There is no universal how-to guide for finding love or mending relationships, but after spending almost a decade as a couple’s therapist, one New York-based relationship expert says there are some crucial truths every pair should abide by.
The major problem with any relationship column randomly dishing love advice for all singles looking for love or couples in turmoil is that every pair and every person is unique.
That’s something Sherry Amatenstein, a journalist and author who has also spent eight years as a couple’s therapist, acknowledges, but even then she says there are some universal bits of advice that will always apply to all romantic hopefuls.
One of the most vital pieces of advice Amatenstein shared in a recent post for Vox was the misconception that another person can eliminate someone’s sense of loneliness.
Many single men and women will rush into a relationship when they start feeling lonely, and they often do so with good intentions.
The problem is, according to Amatenstein, that those feelings of loneliness lead to an overwhelming sense of dependence within the relationship.
She shared the story of one couple, who she referred to as Sarah and Dave, who were madly in love but were faced with one serious issue — Sarah was driving Dave mad.
“Not surprisingly, Dave finds the weight of Sarah’s needs suffocating,” she wrote of the couple. “ ‘When I come home she’s all over me to talk, kiss, listen to the minutiae of her day… I love her but it’s a lot of pressure to constantly have to provide entertainment.’ ”
Instead of trying to fill a void with a significant other, Amatenstein says people should focus on embracing and accepting the idea that, by nature, we are all meant ultimately to be alone.
“We’re born alone; we die alone,” she continued. “Sounds bleak, but it’s real. We need to embrace those feelings, to sit with the discomfort and ask, ‘What are these feelings of emptiness trying to teach me?’ ”
She also strongly advised against anyone changing too much of who they are to please their partner, explaining that many times a partner will only want their significant other to undergo a lot of changes if they are insecure about themselves.

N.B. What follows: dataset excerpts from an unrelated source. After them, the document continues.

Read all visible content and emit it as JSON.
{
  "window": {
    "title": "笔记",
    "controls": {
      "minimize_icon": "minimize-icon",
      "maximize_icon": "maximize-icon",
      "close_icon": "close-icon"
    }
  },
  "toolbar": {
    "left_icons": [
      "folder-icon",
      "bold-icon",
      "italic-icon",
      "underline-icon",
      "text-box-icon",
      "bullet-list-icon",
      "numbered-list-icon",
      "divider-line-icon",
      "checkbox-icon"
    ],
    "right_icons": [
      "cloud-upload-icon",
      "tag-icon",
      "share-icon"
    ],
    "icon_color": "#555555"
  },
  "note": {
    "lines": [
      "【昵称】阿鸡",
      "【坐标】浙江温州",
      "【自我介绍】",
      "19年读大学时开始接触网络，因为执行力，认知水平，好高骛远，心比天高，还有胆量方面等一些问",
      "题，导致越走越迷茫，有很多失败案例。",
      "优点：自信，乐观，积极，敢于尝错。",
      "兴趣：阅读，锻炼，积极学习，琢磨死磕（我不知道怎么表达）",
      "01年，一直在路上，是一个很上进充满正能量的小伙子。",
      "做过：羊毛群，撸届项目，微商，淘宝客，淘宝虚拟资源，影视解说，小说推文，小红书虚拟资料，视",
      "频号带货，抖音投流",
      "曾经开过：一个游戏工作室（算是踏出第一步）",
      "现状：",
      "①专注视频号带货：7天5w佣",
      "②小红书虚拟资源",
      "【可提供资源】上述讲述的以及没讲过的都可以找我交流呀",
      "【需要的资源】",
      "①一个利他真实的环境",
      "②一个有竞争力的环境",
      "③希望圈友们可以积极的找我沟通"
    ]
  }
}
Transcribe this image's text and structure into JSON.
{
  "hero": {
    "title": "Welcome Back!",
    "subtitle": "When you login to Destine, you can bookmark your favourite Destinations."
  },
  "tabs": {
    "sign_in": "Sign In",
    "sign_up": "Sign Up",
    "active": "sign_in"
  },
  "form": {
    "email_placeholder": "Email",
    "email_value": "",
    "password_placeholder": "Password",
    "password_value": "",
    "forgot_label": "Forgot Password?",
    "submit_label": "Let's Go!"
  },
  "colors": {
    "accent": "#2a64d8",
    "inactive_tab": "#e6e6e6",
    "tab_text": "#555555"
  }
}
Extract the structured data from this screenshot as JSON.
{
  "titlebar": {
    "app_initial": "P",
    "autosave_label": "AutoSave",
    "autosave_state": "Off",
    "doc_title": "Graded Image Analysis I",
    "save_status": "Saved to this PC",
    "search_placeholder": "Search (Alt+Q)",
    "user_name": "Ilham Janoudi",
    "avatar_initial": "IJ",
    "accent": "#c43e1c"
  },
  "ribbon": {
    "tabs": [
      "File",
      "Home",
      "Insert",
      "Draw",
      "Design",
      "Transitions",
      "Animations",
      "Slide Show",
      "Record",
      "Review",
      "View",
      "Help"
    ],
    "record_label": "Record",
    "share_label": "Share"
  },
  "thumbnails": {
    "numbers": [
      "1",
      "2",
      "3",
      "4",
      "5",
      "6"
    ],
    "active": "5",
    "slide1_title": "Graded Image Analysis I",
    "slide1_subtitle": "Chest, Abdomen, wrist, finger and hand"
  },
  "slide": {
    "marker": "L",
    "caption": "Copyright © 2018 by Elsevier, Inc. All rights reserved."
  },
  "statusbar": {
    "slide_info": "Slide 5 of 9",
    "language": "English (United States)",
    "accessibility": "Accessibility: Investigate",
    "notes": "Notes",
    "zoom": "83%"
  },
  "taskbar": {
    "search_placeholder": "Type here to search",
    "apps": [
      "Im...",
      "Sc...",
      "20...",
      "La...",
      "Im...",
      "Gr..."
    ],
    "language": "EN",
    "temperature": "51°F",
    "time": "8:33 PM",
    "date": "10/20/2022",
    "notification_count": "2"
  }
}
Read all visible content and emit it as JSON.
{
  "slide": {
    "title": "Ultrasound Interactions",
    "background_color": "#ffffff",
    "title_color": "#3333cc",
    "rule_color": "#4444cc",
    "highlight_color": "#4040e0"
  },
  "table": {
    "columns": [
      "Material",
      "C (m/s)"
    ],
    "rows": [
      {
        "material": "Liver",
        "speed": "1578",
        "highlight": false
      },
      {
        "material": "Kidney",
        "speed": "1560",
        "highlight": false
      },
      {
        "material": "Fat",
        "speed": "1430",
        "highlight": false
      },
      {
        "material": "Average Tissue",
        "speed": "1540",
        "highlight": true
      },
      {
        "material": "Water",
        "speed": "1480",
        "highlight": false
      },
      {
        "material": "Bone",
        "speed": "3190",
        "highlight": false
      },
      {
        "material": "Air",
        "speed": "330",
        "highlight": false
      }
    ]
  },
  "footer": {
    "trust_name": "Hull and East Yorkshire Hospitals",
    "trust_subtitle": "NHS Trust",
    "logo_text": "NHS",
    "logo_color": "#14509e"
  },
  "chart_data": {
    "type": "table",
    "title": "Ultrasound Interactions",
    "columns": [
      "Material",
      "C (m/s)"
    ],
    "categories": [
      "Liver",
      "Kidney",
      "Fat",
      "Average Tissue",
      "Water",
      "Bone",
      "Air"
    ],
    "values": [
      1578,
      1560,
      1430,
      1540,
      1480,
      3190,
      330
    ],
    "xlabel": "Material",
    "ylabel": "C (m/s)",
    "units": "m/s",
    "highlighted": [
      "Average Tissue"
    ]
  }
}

“When someone is secure, there’s no desire to make a partner jump through hoops,” she explained. “And anyone with good self-esteem will refuse to jump through hoops for a partner, if doing so will feel demeaning.”
It’s one of the key reasons she always reminds people not to “underestimate their own self-worth.”
“Growing up, we are taught the alphabet, how to do fractions, and to dress in layers when it’s cold outside,” she explained. “Alas, it is not part of Common Core to ensure students learn to value their own company. Until you can look in the mirror, say and mean, ‘Hello, gorgeous, you are a damn fine human being,’ you are at risk of being overly dependent on other people for validation.”
One key rule that she pointed out is an extremely simple one and one that everybody knows but few people follow —keep those impulsive, hurtful comments to yourself.
When couples are in the heat of an argument, it is far too common for one half of the happy whole to throw out hurtful statements just to get under their partner’s skin.
While it’s an impulsive decision made in a split second, it has the potential to leave permanent scars on the relationship.
Amatenstein says that people shouldn’t be afraid to tell their partner that they just need some space to calm down before continuing an emotional conversation.
Other key truths she said all couples and hopeful romantics should remember are that truly happy couples are on the same page about the expectations for marriage and that couples must be allowed to not only evolve together but separately as individuals as well.
Perhaps the biggest relationship truth, however, is the necessity of compromising.
“The easiest way to ruin a relationship: insisting on your own way,” Amatenstein writes. “Ask yourself, ‘Would I rather win every argument or be in a happy relationship?’ ”
It’s one of the hardest things to deal with in a relationship, but it’s also completely necessary, according to Amatenstein.
“Developing empathy for why a partner feels the way he or she does goes a long way toward melting self-righteousness,” she writes.
In the midst of all these truths, Amatenstein says there is one thing that connects them all—dealing with negative energy.
She explained that, “Releasing the immense amount of negative energy necessary to keep anger alive allows for a glorious spaciousness to open in a partnership.”